Download and read Getting the Most Out of Vacuum Tubes by Robert Tomer, 1960.
Now that's a complete answer! 
People under a certain age (me included) might not realize that CBS was a manufacturer of vacuum tubes, until you get some CBS-labeled tubes. So it's worth noting that Tomer wrote the book from the standpoint of a person intimately familiar with vacuum tube manufacturing.
On the topic of gas, he points out that an absolute vacuum is/was impossible to create in tubes. But the volume of gas in a tube was so minute as to be largely a non-issue, except for the mechanisms by which gas is liberated from tube elements.

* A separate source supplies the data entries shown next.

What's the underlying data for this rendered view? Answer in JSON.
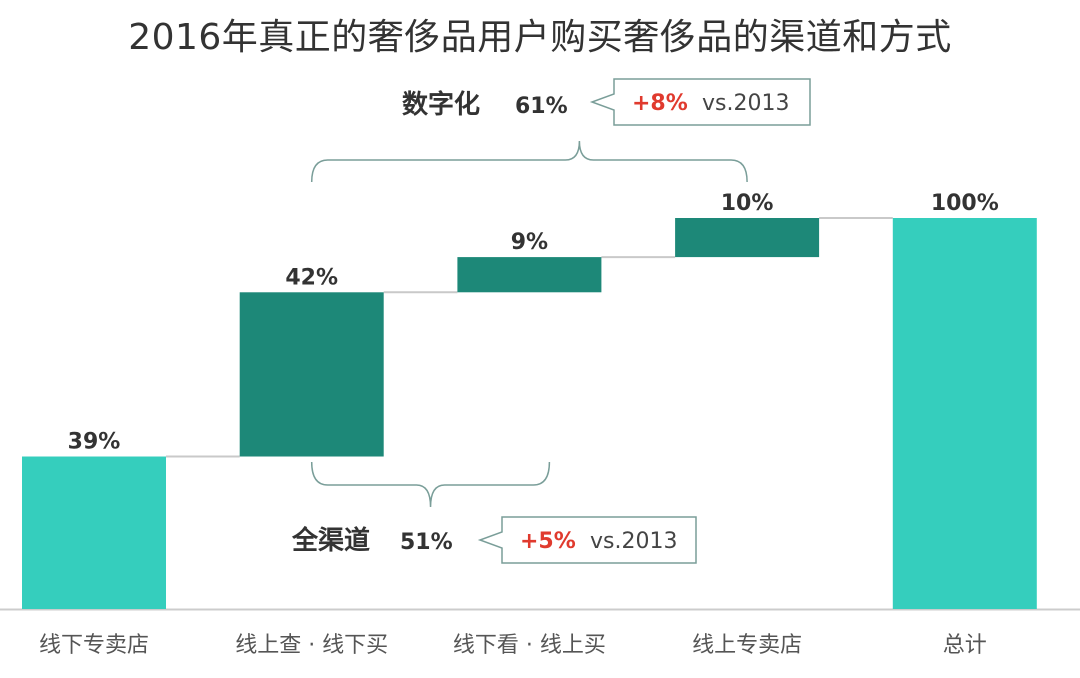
{
  "chart_data": {
    "type": "bar",
    "title": "2016年真正的奢侈品用户购买奢侈品的渠道和方式",
    "categories": [
      "线下专卖店",
      "线上查 · 线下买",
      "线下看 · 线上买",
      "线上专卖店",
      "总计"
    ],
    "values": [
      39,
      42,
      9,
      10,
      100
    ],
    "value_labels": [
      "39%",
      "42%",
      "9%",
      "10%",
      "100%"
    ],
    "ylim": [
      0,
      100
    ],
    "colors": {
      "total": "#35cebd",
      "step": "#1d8878",
      "connector": "#c9c9c9",
      "axis": "#cccccc",
      "bracket": "#7a9e99"
    },
    "groups": [
      {
        "name": "数字化",
        "value": "61%",
        "delta": "+8%",
        "ref": "vs.2013",
        "from": 1,
        "to": 3,
        "side": "top"
      },
      {
        "name": "全渠道",
        "value": "51%",
        "delta": "+5%",
        "ref": "vs.2013",
        "from": 1,
        "to": 2,
        "side": "bottom"
      }
    ]
  }
}
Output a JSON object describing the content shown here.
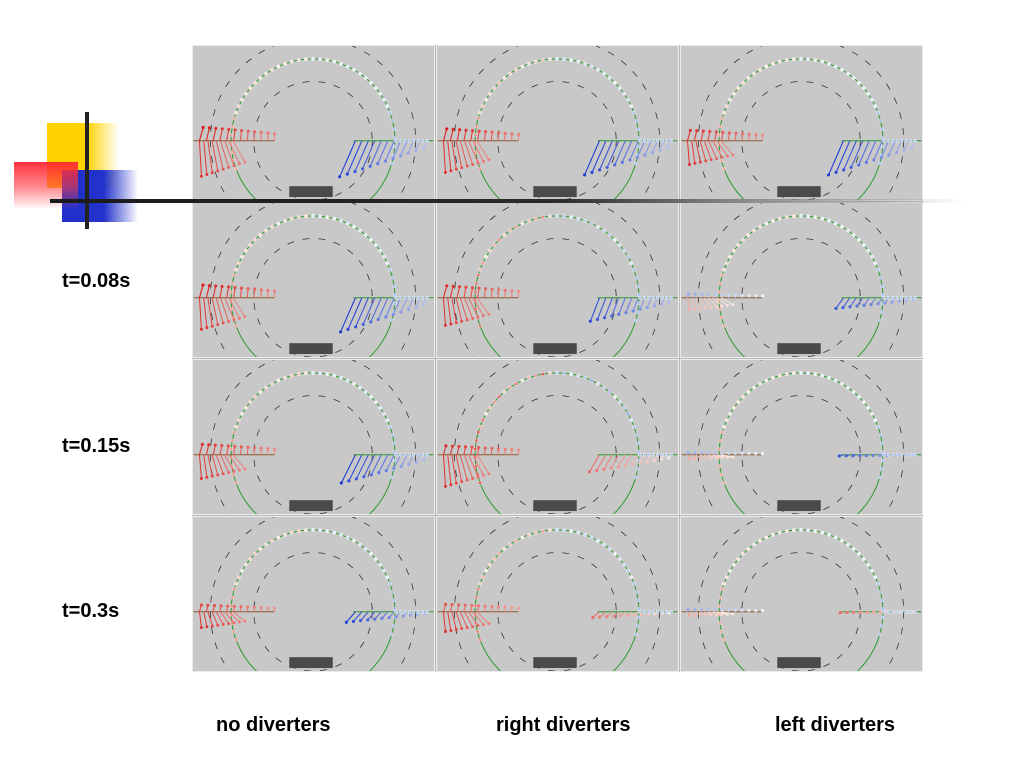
{
  "rows": [
    {
      "label": ""
    },
    {
      "label": "t=0.08s"
    },
    {
      "label": "t=0.15s"
    },
    {
      "label": "t=0.3s"
    }
  ],
  "columns": [
    {
      "label": "no diverters"
    },
    {
      "label": "right diverters"
    },
    {
      "label": "left diverters"
    }
  ],
  "colors": {
    "panel_bg": "#c8c8c8",
    "wall_circle": "#2a9a2a",
    "dashed_circle": "#333333",
    "wall_block": "#4a4a4a",
    "vector_warm": "#e02020",
    "vector_cool": "#2040d0",
    "logo_yellow": "#ffd200",
    "logo_red": "#ff3040",
    "logo_blue": "#2233cc"
  },
  "panels": [
    [
      {
        "left_len": 0.9,
        "right_len": 0.95,
        "left_tilt": 0.9,
        "right_tilt": 0.8,
        "ring": 0.1,
        "left_mix": 0.0,
        "right_mix": 0.0
      },
      {
        "left_len": 0.8,
        "right_len": 0.9,
        "left_tilt": 0.8,
        "right_tilt": 0.8,
        "ring": 0.25,
        "left_mix": 0.0,
        "right_mix": 0.0
      },
      {
        "left_len": 0.7,
        "right_len": 0.9,
        "left_tilt": 0.6,
        "right_tilt": 0.8,
        "ring": 0.1,
        "left_mix": 0.1,
        "right_mix": 0.0
      }
    ],
    [
      {
        "left_len": 0.85,
        "right_len": 0.9,
        "left_tilt": 0.8,
        "right_tilt": 0.8,
        "ring": 0.15,
        "left_mix": 0.0,
        "right_mix": 0.0
      },
      {
        "left_len": 0.8,
        "right_len": 0.55,
        "left_tilt": 0.7,
        "right_tilt": 0.9,
        "ring": 0.55,
        "left_mix": 0.1,
        "right_mix": 0.3
      },
      {
        "left_len": 0.25,
        "right_len": 0.45,
        "left_tilt": 0.3,
        "right_tilt": 0.5,
        "ring": 0.1,
        "left_mix": 0.6,
        "right_mix": 0.5
      }
    ],
    [
      {
        "left_len": 0.7,
        "right_len": 0.85,
        "left_tilt": 0.6,
        "right_tilt": 0.7,
        "ring": 0.2,
        "left_mix": 0.1,
        "right_mix": 0.0
      },
      {
        "left_len": 0.6,
        "right_len": 0.6,
        "left_tilt": 0.8,
        "right_tilt": 0.6,
        "ring": 0.8,
        "left_mix": 0.1,
        "right_mix": 0.6
      },
      {
        "left_len": 0.15,
        "right_len": 0.25,
        "left_tilt": 0.1,
        "right_tilt": 0.1,
        "ring": 0.05,
        "left_mix": 0.9,
        "right_mix": 0.5
      }
    ],
    [
      {
        "left_len": 0.45,
        "right_len": 0.55,
        "left_tilt": 0.4,
        "right_tilt": 0.4,
        "ring": 0.2,
        "left_mix": 0.2,
        "right_mix": 0.1
      },
      {
        "left_len": 0.5,
        "right_len": 0.4,
        "left_tilt": 0.5,
        "right_tilt": 0.3,
        "ring": 0.4,
        "left_mix": 0.3,
        "right_mix": 0.7
      },
      {
        "left_len": 0.15,
        "right_len": 0.2,
        "left_tilt": 0.1,
        "right_tilt": 0.1,
        "ring": 0.05,
        "left_mix": 0.9,
        "right_mix": 0.6
      }
    ]
  ]
}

In any event, I've got 1,000+ tubes (lost count a number of years ago). I've had only 1 short-circuit in almost 20 years of playing with them (heater-to-plate short from pin 2 to pin 3 of a 6L6GC). I've only had a couple with white getters, generally due to breakage in shipping or from dropping a box holding a bunch of loose tubes.
Outside that, I've never had a tube with the heater open up, and I've never had a completely dead tube that couldn't be made to provide
some amount of function in circuit. Gain, Gm, or power output may be low compared to a new tube, but they all still do
something. So it really boils down to how you evaluate their performance, and at what point you decide to pitch them.